Produkt MSI wyposażony został przede wszystkim w dodatkową pamięć, dobijając tym samym do poziomu 3GB DDR5 i pozwalając na jeszcze wydajniejszą pracę. To jednak nie wszystko. Karta zaprojektowana została z myślą o użytkownikach, którzy swobodnie podchodzą do fabrycznych ustawień zegara. N580GTX wyposażono zatem w jeszcze wydajniejsze chłodzenie oraz w technologię Twin Frozr III, Smart Temp Sensor i wiatraki, które w przypadku osiągnięcia temperatury wyższej niż 45 stopni zmieniają kolor z błękitnego na biały. Wszystko po to, żeby użytkownik jak najszybciej dowiedział się o rosnącej niebezpiecznie temperaturze.
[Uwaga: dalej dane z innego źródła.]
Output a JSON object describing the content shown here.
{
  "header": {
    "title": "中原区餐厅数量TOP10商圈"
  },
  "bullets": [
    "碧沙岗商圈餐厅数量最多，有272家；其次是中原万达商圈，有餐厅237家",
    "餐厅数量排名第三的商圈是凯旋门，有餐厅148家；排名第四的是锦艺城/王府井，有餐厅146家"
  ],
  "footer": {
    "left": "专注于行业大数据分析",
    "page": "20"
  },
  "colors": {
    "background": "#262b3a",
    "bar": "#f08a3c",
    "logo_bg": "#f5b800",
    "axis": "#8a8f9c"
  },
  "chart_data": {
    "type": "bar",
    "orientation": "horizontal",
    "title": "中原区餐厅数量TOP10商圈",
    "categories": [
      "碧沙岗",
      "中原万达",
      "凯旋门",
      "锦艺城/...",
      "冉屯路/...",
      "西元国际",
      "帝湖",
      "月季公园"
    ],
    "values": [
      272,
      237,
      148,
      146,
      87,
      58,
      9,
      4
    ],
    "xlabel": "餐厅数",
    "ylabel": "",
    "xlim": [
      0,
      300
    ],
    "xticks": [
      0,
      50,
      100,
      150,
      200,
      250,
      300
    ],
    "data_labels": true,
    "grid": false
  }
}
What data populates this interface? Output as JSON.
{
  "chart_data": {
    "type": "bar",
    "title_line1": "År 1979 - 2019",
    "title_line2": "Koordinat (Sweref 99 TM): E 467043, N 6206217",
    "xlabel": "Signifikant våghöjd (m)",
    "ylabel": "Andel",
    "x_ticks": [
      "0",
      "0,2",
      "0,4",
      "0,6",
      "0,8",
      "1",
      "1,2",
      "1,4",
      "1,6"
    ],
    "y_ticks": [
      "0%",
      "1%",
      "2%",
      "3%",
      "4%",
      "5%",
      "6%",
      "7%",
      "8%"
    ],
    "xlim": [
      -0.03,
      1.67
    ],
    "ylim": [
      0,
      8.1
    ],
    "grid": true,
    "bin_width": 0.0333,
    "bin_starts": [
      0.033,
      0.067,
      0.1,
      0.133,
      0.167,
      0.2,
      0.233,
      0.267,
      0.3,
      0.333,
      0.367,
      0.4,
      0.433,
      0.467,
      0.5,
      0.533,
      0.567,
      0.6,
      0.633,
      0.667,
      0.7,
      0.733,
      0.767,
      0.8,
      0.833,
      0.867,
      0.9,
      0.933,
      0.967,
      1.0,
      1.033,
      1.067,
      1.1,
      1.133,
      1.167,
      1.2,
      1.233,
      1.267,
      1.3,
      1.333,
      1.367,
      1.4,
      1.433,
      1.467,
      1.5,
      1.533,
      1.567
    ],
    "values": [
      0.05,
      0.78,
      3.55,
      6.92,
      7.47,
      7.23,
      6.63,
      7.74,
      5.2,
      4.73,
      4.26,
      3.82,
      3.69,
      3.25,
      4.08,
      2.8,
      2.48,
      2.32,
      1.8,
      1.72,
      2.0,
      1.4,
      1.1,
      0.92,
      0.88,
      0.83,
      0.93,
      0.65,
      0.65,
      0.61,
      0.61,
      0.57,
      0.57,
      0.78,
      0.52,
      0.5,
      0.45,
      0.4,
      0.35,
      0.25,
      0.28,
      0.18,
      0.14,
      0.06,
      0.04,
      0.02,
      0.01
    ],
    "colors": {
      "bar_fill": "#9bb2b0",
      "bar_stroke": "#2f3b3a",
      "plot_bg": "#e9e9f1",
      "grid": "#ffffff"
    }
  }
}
Jednym z ciekawszych elementów N580GTX jest jednak automatyczny mechanizm czyszczący. W sprzyjających okolicznościach wiatraki zaczynają się kręcić w przeciwnym kierunku, wysysając zgromadzony w radiatorze kurz. Zabieg trwa 30 sekund i przywraca pierwotną sprawność konstrukcji odciągającej temperaturę.
Jedyna wątpliwość, która nas niepokoi, to co się dzieje z wyrzuconym z powierzchni karty graficznej kurzem i czy po tych 30 sekundach, kiedy wiatraki wracają do chłodzenia nie zasysają go z powrotem?
Niestety, póki co, do worka z niewiadomymi należy dodać jeszcze zarówno cenę jak i datę premiery karty.